Dengan suatu upacara kebesaran,
berangkatlah Lambung Mangkurat menjemput sang Putri Tunjung Buih dengan
diiringi oleh 40 orang gadis yang berpakaian kuning. Dengan khidmat kain
kuningpun dipersembahkan kepada Putri Tunjung Buih. Bercahaya-cahaya,
gilang-gemilang keluarlah putri dari dalam buih, berpakaian rapi dan
berselendang kain kuning yang dibuat oleh para gadis. Dengan diiringi oleh
rakyat, berangkatlah Putri Junjung Buih menuju mahligainya.
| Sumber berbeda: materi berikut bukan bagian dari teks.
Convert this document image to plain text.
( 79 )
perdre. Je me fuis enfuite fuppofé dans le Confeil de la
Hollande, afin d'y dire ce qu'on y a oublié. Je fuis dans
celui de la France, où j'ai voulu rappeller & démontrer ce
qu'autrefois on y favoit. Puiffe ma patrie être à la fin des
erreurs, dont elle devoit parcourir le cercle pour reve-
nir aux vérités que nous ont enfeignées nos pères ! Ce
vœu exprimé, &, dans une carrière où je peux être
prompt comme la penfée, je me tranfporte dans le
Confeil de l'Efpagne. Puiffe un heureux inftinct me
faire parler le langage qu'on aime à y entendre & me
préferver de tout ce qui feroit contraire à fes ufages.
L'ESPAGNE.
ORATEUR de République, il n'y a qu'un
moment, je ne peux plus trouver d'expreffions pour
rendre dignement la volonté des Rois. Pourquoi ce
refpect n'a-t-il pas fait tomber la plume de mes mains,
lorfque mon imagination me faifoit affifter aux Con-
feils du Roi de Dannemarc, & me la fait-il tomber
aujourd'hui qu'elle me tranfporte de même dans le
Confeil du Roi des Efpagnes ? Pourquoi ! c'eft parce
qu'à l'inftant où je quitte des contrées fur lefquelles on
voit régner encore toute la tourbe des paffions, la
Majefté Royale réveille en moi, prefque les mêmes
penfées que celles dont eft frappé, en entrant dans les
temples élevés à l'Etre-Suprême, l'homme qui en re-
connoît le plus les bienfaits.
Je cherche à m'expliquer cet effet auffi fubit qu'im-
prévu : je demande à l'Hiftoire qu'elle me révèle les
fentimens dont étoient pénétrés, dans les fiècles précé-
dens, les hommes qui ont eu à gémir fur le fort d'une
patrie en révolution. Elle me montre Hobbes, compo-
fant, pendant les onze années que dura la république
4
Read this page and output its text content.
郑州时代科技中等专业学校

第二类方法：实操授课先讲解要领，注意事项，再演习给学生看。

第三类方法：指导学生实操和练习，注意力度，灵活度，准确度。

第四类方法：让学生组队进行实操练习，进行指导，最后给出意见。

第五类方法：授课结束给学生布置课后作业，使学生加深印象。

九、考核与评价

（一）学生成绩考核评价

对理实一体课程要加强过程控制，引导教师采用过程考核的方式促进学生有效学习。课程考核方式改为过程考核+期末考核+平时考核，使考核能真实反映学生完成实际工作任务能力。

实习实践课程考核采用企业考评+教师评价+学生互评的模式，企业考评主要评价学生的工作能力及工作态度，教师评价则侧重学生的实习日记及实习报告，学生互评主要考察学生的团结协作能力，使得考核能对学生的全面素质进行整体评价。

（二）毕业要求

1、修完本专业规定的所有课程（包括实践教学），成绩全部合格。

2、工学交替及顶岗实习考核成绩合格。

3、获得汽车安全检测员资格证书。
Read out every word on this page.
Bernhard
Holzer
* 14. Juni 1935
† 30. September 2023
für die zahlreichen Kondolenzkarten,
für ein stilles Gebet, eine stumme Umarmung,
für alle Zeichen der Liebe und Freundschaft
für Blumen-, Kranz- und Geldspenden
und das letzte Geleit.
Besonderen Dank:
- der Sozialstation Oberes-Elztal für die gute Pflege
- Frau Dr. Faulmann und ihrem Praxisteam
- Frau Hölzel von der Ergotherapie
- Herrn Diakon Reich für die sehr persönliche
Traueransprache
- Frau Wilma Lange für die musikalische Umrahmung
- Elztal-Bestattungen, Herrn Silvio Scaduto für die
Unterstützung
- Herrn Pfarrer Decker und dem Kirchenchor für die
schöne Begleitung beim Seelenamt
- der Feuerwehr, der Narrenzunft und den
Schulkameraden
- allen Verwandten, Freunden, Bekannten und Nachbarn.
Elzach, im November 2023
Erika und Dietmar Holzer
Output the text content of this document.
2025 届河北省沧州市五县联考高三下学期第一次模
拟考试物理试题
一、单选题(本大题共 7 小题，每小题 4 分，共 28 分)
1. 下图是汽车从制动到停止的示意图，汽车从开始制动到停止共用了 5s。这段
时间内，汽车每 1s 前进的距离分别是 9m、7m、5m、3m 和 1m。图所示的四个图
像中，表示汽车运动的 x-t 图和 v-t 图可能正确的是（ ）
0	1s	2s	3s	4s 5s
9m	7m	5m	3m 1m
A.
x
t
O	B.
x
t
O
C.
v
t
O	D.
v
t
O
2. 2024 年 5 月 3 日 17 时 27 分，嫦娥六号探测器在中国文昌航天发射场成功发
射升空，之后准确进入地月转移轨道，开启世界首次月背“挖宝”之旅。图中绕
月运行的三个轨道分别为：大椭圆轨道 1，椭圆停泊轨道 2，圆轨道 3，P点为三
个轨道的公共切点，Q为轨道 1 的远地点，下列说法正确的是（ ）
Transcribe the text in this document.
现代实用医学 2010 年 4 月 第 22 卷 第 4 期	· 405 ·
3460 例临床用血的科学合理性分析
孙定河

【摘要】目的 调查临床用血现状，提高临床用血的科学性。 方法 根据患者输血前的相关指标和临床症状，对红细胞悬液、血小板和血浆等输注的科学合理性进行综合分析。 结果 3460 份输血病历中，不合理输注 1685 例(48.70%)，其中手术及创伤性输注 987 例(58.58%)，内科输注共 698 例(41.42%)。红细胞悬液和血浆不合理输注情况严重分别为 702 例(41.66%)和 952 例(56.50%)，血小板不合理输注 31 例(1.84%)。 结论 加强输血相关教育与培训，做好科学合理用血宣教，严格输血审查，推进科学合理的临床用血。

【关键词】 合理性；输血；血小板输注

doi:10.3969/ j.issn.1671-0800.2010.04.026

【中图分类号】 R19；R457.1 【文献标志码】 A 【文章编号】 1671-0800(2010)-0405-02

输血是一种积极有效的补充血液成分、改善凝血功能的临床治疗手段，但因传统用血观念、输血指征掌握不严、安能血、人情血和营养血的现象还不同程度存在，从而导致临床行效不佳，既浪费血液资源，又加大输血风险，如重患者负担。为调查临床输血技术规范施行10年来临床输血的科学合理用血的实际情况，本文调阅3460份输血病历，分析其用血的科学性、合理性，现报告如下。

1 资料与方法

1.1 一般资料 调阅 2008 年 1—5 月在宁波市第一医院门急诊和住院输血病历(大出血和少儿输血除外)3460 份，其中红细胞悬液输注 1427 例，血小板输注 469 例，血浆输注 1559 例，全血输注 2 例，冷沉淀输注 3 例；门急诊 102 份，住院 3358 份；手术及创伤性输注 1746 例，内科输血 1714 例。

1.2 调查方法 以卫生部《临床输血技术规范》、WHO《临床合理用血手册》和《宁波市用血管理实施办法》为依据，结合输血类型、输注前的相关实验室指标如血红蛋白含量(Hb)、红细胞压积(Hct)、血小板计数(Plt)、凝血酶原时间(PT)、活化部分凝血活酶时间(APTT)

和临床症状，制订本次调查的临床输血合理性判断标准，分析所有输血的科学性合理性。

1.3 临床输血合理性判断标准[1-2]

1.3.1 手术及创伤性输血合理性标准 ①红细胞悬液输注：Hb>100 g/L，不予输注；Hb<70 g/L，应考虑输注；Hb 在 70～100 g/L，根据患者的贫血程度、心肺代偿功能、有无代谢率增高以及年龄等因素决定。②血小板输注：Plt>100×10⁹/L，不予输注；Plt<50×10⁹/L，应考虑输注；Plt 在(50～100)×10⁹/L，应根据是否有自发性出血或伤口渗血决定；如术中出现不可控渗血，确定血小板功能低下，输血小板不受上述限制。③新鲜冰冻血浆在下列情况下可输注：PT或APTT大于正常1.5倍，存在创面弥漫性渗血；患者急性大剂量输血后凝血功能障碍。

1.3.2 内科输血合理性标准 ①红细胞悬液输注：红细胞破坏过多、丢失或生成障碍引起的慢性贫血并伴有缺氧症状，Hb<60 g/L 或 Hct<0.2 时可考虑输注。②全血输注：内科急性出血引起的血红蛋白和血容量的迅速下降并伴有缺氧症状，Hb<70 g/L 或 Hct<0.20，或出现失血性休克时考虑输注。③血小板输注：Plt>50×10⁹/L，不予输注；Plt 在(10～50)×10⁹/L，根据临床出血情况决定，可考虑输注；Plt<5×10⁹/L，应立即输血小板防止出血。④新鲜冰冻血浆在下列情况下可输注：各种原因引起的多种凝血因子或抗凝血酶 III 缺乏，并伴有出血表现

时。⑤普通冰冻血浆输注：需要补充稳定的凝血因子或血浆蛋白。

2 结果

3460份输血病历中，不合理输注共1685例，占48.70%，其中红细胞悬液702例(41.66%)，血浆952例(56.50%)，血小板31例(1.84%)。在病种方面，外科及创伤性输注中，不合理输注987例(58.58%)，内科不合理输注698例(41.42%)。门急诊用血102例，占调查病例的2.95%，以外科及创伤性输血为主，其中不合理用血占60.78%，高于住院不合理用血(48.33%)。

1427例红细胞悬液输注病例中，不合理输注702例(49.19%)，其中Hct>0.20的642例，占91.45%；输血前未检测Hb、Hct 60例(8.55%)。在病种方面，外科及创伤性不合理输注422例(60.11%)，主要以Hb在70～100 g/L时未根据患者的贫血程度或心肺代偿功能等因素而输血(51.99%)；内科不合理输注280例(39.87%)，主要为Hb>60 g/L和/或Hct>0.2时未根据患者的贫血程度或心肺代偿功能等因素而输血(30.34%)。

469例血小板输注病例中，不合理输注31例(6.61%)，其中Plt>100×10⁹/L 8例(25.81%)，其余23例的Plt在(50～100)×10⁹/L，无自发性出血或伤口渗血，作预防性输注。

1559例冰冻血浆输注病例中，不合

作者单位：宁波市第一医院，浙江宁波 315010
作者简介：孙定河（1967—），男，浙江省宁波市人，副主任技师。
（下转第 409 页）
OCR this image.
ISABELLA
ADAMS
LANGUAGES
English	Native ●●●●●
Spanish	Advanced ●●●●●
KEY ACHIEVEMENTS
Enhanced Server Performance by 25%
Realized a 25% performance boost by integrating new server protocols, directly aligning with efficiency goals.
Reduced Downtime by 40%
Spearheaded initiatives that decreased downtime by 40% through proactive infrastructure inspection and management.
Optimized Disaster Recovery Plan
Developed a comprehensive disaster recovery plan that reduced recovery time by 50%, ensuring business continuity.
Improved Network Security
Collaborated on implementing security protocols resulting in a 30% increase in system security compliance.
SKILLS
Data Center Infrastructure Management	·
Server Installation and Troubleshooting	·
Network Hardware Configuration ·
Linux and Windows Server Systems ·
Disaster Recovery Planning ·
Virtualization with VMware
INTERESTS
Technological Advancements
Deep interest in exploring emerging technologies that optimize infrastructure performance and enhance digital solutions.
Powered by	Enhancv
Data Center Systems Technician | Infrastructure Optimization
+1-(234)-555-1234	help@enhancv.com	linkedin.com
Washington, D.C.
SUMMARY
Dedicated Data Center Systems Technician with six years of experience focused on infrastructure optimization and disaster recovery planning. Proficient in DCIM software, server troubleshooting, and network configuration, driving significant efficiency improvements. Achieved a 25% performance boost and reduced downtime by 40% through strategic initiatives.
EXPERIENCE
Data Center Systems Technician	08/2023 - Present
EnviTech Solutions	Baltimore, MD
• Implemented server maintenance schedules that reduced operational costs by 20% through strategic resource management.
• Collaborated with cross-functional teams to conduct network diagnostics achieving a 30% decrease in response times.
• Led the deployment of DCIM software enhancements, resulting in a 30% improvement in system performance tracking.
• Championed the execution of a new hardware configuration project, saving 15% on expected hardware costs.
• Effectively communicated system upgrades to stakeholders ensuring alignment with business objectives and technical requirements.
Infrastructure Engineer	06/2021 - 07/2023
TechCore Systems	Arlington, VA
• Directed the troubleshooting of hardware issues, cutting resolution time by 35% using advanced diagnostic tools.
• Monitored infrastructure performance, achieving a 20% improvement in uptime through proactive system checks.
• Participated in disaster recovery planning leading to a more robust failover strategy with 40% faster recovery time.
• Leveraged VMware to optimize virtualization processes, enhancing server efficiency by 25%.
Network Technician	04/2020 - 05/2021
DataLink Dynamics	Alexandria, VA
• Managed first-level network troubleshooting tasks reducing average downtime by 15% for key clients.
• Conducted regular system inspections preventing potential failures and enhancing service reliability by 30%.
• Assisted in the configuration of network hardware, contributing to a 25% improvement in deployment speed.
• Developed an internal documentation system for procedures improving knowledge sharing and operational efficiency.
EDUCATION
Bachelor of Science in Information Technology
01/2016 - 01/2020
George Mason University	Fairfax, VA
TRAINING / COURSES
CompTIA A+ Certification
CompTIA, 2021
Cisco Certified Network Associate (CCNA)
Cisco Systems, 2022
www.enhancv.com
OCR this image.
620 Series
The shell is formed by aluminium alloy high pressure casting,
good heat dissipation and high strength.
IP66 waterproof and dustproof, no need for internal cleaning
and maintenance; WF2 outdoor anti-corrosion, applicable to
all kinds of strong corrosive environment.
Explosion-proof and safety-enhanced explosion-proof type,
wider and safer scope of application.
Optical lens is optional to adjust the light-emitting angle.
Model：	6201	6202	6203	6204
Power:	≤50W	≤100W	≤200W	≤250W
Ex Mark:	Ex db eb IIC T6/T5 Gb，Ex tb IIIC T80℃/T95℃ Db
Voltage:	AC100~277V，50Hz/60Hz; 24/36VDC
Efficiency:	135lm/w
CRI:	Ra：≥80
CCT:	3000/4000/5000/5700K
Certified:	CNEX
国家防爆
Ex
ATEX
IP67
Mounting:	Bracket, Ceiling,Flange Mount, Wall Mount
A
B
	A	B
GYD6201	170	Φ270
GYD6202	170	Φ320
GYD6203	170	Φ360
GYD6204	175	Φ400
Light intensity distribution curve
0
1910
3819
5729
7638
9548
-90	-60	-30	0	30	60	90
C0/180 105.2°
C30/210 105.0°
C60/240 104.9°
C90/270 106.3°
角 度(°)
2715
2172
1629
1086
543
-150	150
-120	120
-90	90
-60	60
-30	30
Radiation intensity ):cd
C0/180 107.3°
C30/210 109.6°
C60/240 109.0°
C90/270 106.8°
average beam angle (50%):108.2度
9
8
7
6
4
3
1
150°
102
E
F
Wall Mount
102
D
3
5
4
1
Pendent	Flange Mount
Hanya 40 orang
gadis pengiring yang diperkenankan tinggal bersama Putri.
Kini Putri Junjung Buih pun
menjadi raja di Negara Dipa. Di dalam wujudnya, pemerintahan diserahkan kepada
kebijaksanaan Lambung Mangkurat, walaupun dia adalah adik dari Empu Mandastana.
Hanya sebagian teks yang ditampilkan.